Friday, January 8, 2016

About Restricted Appraisal Reports

ISA members are invited to send in their questions on all things appraising and education to Leon Castner, ISA CAPP. Leon will share his answers on the ISA Now Blog. Please send questions to leoncastner@comcast.net.

The content of a Restricted Appraisal Report must be consistent with the intended use of an appraisal and is allowed when there are no other intended users aside from the client, i.e. no third parties. This immediately precludes appraisals for the intended use of IRS filing (estate, donation, gift tax, casualty loss), insurance coverage or claims, equitable distribution (divorce, dissolution of partnership, estate division), and litigation.

Two of the few instances where a restricted report is possible are for re-sale or for a client’s own knowledge. In these instances, and in a few others, the appraiser and the client have established in their initial agreement that the intended use does not include a third party and that the tentative scope of work has been sufficiently established to satisfy the needs of the client.

The transmission of the results still follows report guidelines. Each element of an ISA report checklist must be present. There are no short cuts. However, the amount of detail and explanation in a Restricted Report can be limited. Some elements in the report only require a simple statement, not a full summarization or explanation as required in the Appraisal Report. This fulfills the client’s needs and somewhat shortens the narrative.

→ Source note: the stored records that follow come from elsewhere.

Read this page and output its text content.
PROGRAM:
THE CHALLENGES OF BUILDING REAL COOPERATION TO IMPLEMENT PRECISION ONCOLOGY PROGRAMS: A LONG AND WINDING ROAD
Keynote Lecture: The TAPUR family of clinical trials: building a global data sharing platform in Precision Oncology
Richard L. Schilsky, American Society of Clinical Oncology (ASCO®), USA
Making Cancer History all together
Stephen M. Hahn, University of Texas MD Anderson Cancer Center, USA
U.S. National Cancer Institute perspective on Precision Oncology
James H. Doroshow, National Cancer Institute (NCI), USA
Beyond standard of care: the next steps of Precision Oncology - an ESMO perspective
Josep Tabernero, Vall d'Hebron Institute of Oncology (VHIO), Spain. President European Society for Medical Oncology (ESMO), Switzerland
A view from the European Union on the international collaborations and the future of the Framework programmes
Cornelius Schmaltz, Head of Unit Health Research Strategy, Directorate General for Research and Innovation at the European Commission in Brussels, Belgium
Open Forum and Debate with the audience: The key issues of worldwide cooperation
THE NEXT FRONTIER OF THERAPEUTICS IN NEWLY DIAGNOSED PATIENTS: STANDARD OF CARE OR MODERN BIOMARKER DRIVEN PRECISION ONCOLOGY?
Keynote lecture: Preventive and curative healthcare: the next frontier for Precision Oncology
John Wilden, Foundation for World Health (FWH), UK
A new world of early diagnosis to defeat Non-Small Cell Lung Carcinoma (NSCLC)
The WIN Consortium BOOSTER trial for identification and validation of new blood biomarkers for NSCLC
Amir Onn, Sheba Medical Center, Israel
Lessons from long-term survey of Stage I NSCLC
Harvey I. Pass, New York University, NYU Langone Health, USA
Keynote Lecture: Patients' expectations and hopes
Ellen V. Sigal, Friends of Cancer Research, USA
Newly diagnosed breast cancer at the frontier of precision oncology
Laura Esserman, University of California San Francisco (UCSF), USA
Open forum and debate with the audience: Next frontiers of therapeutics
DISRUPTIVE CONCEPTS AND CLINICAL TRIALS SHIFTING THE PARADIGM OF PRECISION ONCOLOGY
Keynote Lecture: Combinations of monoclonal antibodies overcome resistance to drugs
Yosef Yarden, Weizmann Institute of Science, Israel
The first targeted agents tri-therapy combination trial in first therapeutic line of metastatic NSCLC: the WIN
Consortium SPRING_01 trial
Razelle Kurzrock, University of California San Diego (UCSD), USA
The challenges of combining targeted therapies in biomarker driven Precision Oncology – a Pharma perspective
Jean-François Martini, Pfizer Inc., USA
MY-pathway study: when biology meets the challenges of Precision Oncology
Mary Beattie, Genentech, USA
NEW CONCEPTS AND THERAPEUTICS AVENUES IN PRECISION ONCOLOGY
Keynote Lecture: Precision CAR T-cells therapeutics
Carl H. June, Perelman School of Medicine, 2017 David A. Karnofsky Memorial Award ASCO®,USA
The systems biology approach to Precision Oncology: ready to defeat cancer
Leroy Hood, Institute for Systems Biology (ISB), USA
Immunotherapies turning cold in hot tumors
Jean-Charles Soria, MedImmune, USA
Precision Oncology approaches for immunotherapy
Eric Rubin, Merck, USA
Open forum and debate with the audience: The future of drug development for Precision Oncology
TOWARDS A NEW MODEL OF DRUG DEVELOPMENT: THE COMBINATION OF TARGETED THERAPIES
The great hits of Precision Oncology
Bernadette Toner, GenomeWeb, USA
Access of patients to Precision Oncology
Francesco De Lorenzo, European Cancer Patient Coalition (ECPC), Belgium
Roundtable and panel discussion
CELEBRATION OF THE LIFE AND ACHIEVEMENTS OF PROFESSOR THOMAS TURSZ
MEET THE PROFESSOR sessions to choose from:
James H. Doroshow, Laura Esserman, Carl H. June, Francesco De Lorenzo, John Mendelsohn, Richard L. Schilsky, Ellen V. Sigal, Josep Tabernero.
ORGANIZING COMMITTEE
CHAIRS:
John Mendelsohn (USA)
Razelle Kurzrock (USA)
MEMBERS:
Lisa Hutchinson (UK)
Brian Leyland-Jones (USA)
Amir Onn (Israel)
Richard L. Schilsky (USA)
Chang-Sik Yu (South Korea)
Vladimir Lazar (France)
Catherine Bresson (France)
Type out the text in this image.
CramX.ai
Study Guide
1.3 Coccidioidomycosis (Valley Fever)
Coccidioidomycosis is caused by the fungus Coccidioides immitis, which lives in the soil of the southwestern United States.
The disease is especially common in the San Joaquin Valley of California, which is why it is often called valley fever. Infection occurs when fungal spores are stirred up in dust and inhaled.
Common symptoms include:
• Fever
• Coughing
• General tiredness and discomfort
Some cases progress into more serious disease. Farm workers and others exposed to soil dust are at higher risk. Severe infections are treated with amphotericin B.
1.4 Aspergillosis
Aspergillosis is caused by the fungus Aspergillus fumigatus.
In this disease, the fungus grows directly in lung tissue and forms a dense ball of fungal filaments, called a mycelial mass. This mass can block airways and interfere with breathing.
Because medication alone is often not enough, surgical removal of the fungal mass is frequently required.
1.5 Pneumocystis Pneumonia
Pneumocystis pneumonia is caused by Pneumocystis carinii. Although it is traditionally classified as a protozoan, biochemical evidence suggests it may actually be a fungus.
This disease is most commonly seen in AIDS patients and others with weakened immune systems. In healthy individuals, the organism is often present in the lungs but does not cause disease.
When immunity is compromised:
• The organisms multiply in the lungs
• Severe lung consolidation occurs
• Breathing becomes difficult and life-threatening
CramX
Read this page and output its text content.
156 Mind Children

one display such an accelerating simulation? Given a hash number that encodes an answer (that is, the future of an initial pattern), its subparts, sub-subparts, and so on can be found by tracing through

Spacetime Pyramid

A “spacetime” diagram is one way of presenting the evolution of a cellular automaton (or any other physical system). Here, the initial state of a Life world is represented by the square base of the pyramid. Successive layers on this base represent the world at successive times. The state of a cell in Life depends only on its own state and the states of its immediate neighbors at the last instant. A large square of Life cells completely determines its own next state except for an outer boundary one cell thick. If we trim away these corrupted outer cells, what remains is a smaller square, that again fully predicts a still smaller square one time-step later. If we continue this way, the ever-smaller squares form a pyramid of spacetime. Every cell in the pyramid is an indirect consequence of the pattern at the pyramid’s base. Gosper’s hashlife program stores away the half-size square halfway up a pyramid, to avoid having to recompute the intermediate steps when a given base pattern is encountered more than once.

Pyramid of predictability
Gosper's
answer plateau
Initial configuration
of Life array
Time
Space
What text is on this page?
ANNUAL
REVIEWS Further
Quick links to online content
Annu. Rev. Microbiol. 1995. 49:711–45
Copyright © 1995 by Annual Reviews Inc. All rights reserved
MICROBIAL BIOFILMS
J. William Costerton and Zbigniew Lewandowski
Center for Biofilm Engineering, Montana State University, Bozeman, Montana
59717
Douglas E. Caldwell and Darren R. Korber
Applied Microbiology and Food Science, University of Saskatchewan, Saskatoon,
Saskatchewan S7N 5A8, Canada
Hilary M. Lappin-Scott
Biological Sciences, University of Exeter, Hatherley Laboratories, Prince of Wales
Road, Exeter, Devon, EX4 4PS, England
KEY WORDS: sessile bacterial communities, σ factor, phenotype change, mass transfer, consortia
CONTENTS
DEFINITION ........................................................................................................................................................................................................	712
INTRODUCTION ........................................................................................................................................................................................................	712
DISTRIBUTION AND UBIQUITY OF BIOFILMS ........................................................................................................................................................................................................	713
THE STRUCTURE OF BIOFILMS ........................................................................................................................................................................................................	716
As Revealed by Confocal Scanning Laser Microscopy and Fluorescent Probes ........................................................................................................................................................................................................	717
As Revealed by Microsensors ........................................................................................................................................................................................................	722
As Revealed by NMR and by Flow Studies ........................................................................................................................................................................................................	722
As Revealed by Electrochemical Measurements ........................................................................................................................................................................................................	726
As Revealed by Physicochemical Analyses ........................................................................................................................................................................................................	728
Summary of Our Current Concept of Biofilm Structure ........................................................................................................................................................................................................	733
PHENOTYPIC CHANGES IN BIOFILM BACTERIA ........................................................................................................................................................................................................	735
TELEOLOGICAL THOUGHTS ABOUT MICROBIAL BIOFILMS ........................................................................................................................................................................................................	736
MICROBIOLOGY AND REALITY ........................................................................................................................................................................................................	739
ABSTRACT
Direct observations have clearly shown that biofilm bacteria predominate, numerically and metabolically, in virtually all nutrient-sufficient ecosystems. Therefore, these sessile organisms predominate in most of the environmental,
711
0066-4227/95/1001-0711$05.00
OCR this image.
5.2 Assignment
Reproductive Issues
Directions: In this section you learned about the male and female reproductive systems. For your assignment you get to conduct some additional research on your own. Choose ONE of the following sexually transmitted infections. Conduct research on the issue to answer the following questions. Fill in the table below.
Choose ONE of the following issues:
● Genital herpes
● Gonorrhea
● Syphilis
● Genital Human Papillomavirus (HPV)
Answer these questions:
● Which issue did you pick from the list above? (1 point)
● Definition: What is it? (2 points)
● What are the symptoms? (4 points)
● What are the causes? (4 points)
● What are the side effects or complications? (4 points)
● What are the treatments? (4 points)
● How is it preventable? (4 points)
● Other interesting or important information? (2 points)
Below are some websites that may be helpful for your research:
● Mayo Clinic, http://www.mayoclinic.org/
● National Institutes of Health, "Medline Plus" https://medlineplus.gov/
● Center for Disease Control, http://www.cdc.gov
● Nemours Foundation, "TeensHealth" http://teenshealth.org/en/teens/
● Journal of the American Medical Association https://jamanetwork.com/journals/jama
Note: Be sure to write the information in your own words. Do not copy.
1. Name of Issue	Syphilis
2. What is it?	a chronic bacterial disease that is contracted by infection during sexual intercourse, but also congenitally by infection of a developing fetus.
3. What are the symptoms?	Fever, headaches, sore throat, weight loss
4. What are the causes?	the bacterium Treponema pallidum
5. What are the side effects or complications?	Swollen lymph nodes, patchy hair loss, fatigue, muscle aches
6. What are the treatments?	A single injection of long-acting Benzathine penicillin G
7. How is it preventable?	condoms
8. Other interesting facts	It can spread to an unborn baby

The Restricted Report contains something the Appraisal Report does not: a prominent use restriction that limits the use of the report to the client only. It also warns the client that the rationale for how the appraiser arrived at the opinions and conclusions set forth in the report may not be understood properly without additional information that has been kept in the workfile. In other words, it raises a red flag alerting or reminding the client that this report was done under restriction. It reinforces the fact that the client can’t alter the assignment and now use the report for another intended use.

This provides a level of security for the appraiser and ensures that the appraisal will not be misunderstood. A suggested statement would be the following: This appraisal is a Restricted Appraisal Report as defined by the 2016-2017 USPAP. It limits the report to the client only and may not be used by any third party. The rationale for how this appraiser arrived at the opinions and value conclusions set forth may not be understood properly without additional information in my workfile.